Fit a model to the map.

Arguments

• occurence: a Vector of occurence locations, as (lon, lat) tuples.
• modelkwargs: are passed to the mapgrowth with the model.
• mapkwargs: are passed to the plot function the plots the Raster
• throttle: the response time of Interact.jl sliders.
• window: selects a window of the output to plot. By default this is (Band(1),), which just removes the Band dimension from a Raster, if it exists.
• kwargs: passed to Plots.scatter!

Example

model = Model(wiltstress, coldstress, heatstress)
interface = mapfit!(model, modelkwargs;
    occurrence=occurrence,
    precomputed=precomputed,
    throttle=0.2,
    window=(Band(1),),
    markershape=:cross,
    markercolor=:lightblue,
    markeropacity=0.4
)
display(interface)

To use the interface in a desktop app, use Blink.jl:

using Blink
w = Blink.Window()
body!(w, interface)

mapgrowth(model; series::AbstractRasterSeries, tspan::AbstractRange)
mapgrowth(layers...; kwargs...)

Combine growth rates accross layers and subperiods for all required periods.

Arguments

• model: A Model, NamedTuple of Model, or Tuple of Layer components.

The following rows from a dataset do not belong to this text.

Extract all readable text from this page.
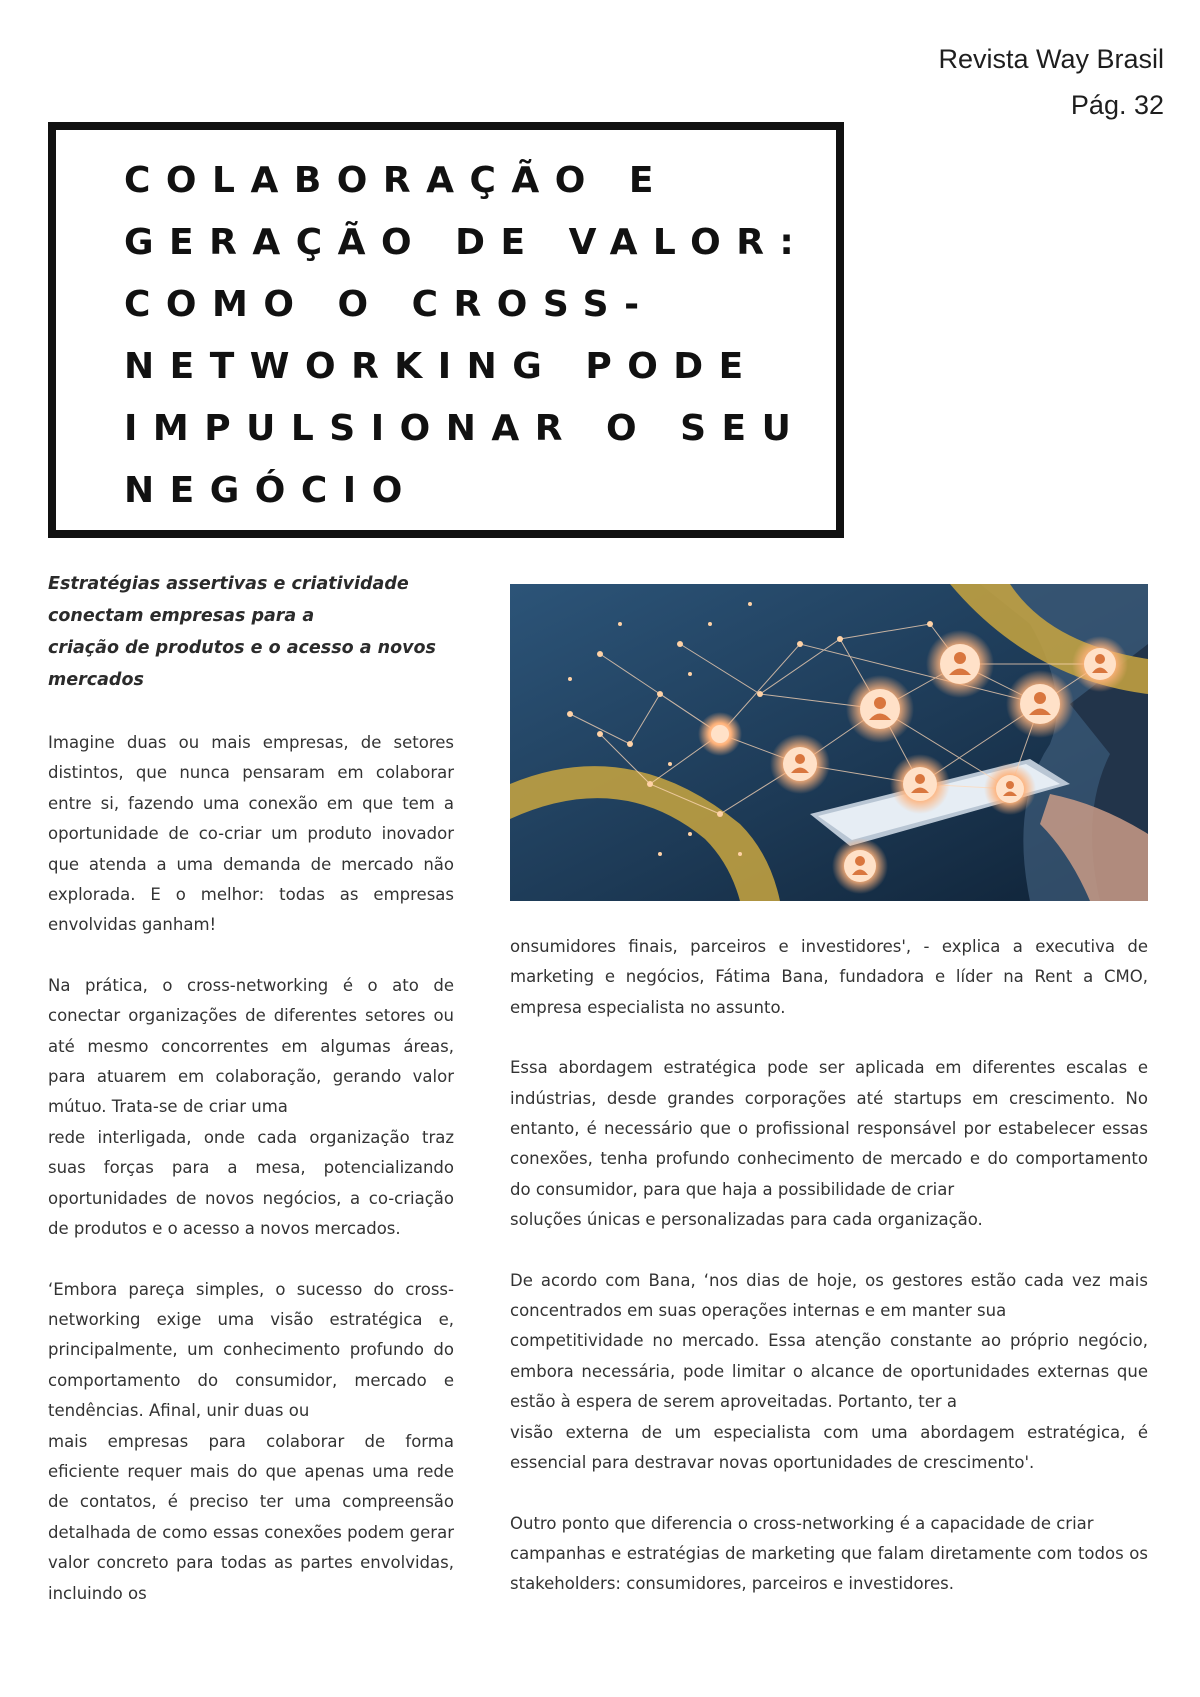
Revista Way Brasil
Pág. 32
COLABORAÇÃO E
GERAÇÃO DE VALOR:
COMO O CROSS-
NETWORKING PODE
IMPULSIONAR O SEU
NEGÓCIO
Estratégias assertivas e criatividade
conectam empresas para a
criação de produtos e o acesso a novos
mercados

Imagine duas ou mais empresas, de setores distintos, que nunca pensaram em colaborar entre si, fazendo uma conexão em que tem a oportunidade de co-criar um produto inovador que atenda a uma demanda de mercado não explorada. E o melhor: todas as empresas envolvidas ganham!

Na prática, o cross-networking é o ato de conectar organizações de diferentes setores ou até mesmo concorrentes em algumas áreas, para atuarem em colaboração, gerando valor mútuo. Trata-se de criar uma
rede interligada, onde cada organização traz suas forças para a mesa, potencializando oportunidades de novos negócios, a co-criação de produtos e o acesso a novos mercados.

‘Embora pareça simples, o sucesso do cross-networking exige uma visão estratégica e, principalmente, um conhecimento profundo do comportamento do consumidor, mercado e tendências. Afinal, unir duas ou
mais empresas para colaborar de forma eficiente requer mais do que apenas uma rede de contatos, é preciso ter uma compreensão detalhada de como essas conexões podem gerar valor concreto para todas as partes envolvidas, incluindo os

onsumidores finais, parceiros e investidores', - explica a executiva de marketing e negócios, Fátima Bana, fundadora e líder na Rent a CMO, empresa especialista no assunto.

Essa abordagem estratégica pode ser aplicada em diferentes escalas e indústrias, desde grandes corporações até startups em crescimento. No entanto, é necessário que o profissional responsável por estabelecer essas conexões, tenha profundo conhecimento de mercado e do comportamento do consumidor, para que haja a possibilidade de criar
soluções únicas e personalizadas para cada organização.

De acordo com Bana, ‘nos dias de hoje, os gestores estão cada vez mais concentrados em suas operações internas e em manter sua
competitividade no mercado. Essa atenção constante ao próprio negócio, embora necessária, pode limitar o alcance de oportunidades externas que estão à espera de serem aproveitadas. Portanto, ter a
visão externa de um especialista com uma abordagem estratégica, é essencial para destravar novas oportunidades de crescimento'.

Outro ponto que diferencia o cross-networking é a capacidade de criar
campanhas e estratégias de marketing que falam diretamente com todos os stakeholders: consumidores, parceiros e investidores.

Layers can also be passed in as separate arguments. A NamedTuple of models will all be run from the same data source, reducing load time.

Keyword Arguments

• series: any AbstractRasterSeries from Rasters.jl
• tspan: AbstractRange for the timespan to run the layers for. This will become the index values of the output Raster time-dimension Ti.

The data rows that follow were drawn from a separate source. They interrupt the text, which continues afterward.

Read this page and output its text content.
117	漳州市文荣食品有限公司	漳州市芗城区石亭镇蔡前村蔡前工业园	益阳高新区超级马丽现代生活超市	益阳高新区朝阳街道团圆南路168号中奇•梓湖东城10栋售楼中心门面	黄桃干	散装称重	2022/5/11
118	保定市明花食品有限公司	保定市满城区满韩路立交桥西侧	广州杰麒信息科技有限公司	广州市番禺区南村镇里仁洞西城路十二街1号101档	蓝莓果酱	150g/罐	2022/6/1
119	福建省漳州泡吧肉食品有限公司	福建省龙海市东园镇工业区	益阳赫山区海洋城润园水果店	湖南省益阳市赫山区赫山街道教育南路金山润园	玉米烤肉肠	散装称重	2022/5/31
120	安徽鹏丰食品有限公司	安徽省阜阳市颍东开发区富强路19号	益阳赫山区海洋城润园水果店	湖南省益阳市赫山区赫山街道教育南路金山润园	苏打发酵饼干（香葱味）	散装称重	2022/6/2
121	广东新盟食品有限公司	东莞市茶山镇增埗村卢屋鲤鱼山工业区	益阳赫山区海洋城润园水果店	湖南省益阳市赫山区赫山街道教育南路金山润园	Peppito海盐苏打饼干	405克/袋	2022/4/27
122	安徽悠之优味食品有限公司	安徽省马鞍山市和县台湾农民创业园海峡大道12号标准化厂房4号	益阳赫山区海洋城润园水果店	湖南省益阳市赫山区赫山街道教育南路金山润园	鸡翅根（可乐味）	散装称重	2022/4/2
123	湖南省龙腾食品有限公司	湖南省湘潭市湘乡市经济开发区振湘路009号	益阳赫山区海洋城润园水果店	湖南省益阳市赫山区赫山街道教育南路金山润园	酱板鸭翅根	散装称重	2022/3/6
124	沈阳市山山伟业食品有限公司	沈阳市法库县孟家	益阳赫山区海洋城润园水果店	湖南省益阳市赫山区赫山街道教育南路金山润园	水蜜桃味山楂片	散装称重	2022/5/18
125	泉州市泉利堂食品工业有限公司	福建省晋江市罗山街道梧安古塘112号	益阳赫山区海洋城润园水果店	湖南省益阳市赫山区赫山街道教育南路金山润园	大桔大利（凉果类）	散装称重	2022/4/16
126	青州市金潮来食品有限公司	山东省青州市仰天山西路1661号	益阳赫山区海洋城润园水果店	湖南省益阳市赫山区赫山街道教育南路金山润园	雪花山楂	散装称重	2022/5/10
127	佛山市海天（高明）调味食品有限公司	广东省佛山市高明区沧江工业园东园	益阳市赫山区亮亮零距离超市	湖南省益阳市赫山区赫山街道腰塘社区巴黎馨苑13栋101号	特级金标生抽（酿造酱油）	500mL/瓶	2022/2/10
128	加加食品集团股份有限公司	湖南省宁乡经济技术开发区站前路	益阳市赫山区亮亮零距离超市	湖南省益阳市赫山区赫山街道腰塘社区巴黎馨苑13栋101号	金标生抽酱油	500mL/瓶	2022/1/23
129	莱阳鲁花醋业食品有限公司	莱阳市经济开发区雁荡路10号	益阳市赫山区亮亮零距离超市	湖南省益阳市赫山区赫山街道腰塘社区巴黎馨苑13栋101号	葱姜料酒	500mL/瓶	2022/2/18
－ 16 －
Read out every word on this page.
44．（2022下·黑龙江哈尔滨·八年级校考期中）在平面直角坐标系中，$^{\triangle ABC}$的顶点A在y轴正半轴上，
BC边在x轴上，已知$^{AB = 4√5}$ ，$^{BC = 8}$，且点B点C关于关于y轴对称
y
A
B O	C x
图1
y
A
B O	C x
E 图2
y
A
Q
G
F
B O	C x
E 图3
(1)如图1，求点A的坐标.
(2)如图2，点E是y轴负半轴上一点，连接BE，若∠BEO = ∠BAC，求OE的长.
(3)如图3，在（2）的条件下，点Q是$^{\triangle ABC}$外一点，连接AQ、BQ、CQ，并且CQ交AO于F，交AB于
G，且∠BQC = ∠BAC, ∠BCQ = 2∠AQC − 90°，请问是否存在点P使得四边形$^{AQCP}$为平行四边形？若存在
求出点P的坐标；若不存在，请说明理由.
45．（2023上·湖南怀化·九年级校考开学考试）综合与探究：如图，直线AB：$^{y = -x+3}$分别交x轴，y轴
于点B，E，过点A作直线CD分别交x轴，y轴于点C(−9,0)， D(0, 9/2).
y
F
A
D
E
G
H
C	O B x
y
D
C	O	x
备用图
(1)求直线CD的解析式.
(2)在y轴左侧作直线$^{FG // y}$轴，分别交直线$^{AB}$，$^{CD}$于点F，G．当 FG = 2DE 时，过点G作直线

The output is a Raster with the same dimensions as the passed in stack layers, and a Time dimension with a length of nperiods.

rate(m::RateModel, x)

Returns a growth rate multiplier for a model given environmental variable x, for a single cell. Must be defined for all RateModel.

Arguments

• m: the object containing the model parameters
• x: the value at a particular location for of an environmental variable specified by the models key() method, using corresponding to its key field.

rate methods should use the @inline macro to force inlining.